Water uptake percentage.
Fifty grams of S. sebiferum seeds were taken for this experiment. The water uptake was calculated by weighing seeds before and after imbibition. Data were collected was taken 72 hours after imbibition.
Effect of H2SO4 scarification time on seed germination.
Incubation time (minute), H2SO4 scarification time. Data were collected one month after seed sowing.
Root and shoot length of seedlings produced from H2SO4 scarified seed.
Incubation time (minute), H2SO4 scarification time. Data were collected 45 days after seed sowing.
Effect of H2SO4 scarification time on PAs contents of seed coat.
PAS (%), PAs (%) content in seed coat after H2SO4 scarification. PAs (%) content was calculated by comparing with the absorbance of pure proanthocyanidins.
List of primers used for qPCR.
The CDS of each gene was used to design primers. All the primers for qPCR were designed by using Primer Premier 6.0.
PAs contents in seed coat extract, testa and tegemen.
Seed coat layers were separated into testa and tegmen, and were ground by a mortar and a pestle in the flow of liquid nitrogen. SCE was prepared as described in the main manuscript. Thirty milligrams of each sample was taken for vanillin assay. Data were collected was taken by comparing the absorbance of samples with a standard curve of pure proanthocyanidins.
Effect of PAs and SCE on S. sebiferum seed germination.

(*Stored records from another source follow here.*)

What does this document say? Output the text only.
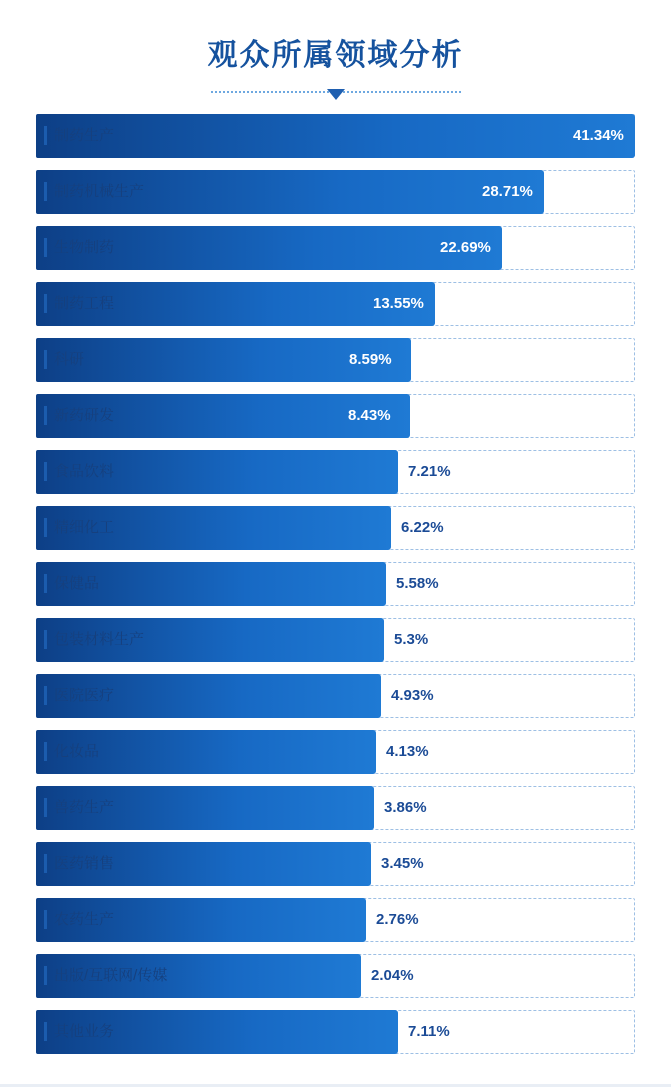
观众所属领域分析
制药生产	41.34%
制药机械生产	28.71%
生物制药	22.69%
制药工程	13.55%
科研	8.59%
新药研发	8.43%
食品饮料	7.21%
精细化工	6.22%
保健品	5.58%
包装材料生产	5.3%
医院医疗	4.93%
化妆品	4.13%
兽药生产	3.86%
医药销售	3.45%
农药生产	2.76%
出版/互联网/传媒	2.04%
其他业务	7.11%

SCE and PAs were added in half MS. Twelve seeds were sown in each 10 cm2 Patri plate. Data were collected after 7 days of imbibition.
Datasheet of Figs. 5, 6 and 7.
IDS, imbibition days. Data shows the Δ Ct value f each gene. The Δ Ct value was calculated by subtracting Ct value of the reference gene SsACTIN from the Ct value of each gene.
Data sheet of Figure 8 Impact of germination promoters.
Germination, germination (%), Seeds were primed in double distilled water (Control), 50 μΜ GA3, 50 μM NDGA, 20 mM H2O2 and 0.4% KNO3 and were sowed in 0.3% SCE-supplemented half MS medium. Twelve seeds were sown in each 9 cm diameter Petri dishes. Data were collected after 7 days of imbibition.
Seed germination of intact seed, mechanical and sulfuric acid scarified seeds.
MS, mechanical scarification. CS, sulfuric acid scarification. IT, intact seed. Twently seeds of every treatment were sown in each 10×10 cm pot with 3 replicates. Data were collected after one month of seed sowing.